The system works by analyzing phonemes and intonation from speech, then generating animation data that can be mapped onto a character’s facial poses. This data can be applied to pre-scripted content or streamed in real time, allowing for dynamic, interactive avatars. By open-sourcing both the technology and the tools to train custom models, Team Green is inviting developers, students, and researchers to build on its foundation and adapt it for diverse use cases.
Several industry players have already deployed Audio2Face in production, with Reallusion having integrated the tool into its 3D character platform, enhancing workflows with iClone, Character Creator, and AccuLip. Game studios are also leveraging the technology: Survios streamlined facial capture in Alien: Rogue Incursion Evolved Edition, while The Farm 51 used it in Chernobylite 2: Exclusion Zone to cut animation time and deliver more authentic character performances.

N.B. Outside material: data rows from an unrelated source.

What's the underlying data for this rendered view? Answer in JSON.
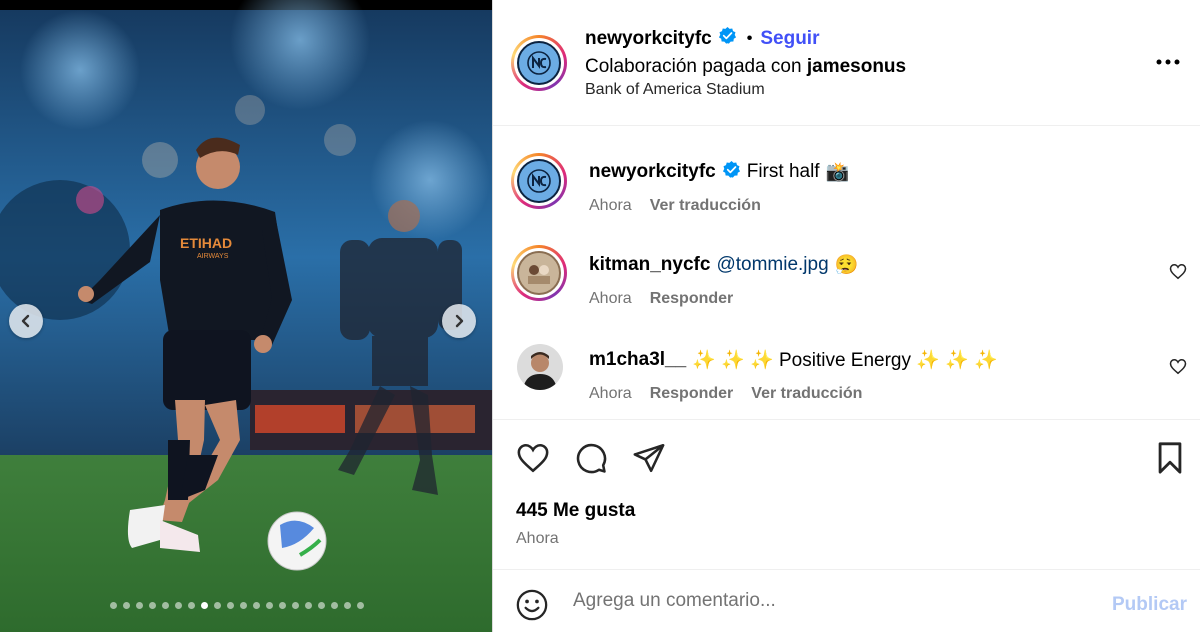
{
  "post": {
    "media": {
      "image_description_icon": "soccer-player-photo",
      "jersey_text": "ETIHAD",
      "jersey_subtext": "AIRWAYS",
      "carousel_total": 20,
      "carousel_active_index": 7
    },
    "header": {
      "username": "newyorkcityfc",
      "bullet": "•",
      "follow_label": "Seguir",
      "collab_prefix": "Colaboración pagada con",
      "collab_partner": "jamesonus",
      "location": "Bank of America Stadium"
    },
    "caption": {
      "username": "newyorkcityfc",
      "text": "First half",
      "emoji": "📸",
      "time": "Ahora",
      "translate_label": "Ver traducción"
    },
    "comments": [
      {
        "username": "kitman_nycfc",
        "mention": "@tommie.jpg",
        "emoji": "😮‍💨",
        "time": "Ahora",
        "reply_label": "Responder"
      },
      {
        "username": "m1cha3l__",
        "text": "✨ ✨ ✨ Positive Energy ✨ ✨ ✨",
        "time": "Ahora",
        "reply_label": "Responder",
        "translate_label": "Ver traducción"
      }
    ],
    "likes_label": "445 Me gusta",
    "posted_time": "Ahora",
    "composer": {
      "placeholder": "Agrega un comentario...",
      "publish_label": "Publicar"
    },
    "colors": {
      "follow_blue": "#4150f7",
      "verified_blue": "#0095f6",
      "publish_disabled": "#b3c9f5",
      "meta_gray": "#737373",
      "nycfc_sky_blue": "#6cace4",
      "nycfc_navy": "#0c2340"
    }
  }
}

Other adopters include Convai, Codemasters, GSC Games World, Inworld AI, NetEase, Perfect World Games, Streamlabs, and UneeQ Digital Humans.
By open sourcing Audio2Face, NVIDIA is aiming to foster a community-driven ecosystem around AI facial animation. Developers are encouraged to join its dedicated Discord community to collaborate and share advancements, as the company looks to make lifelike digital characters more accessible across industries.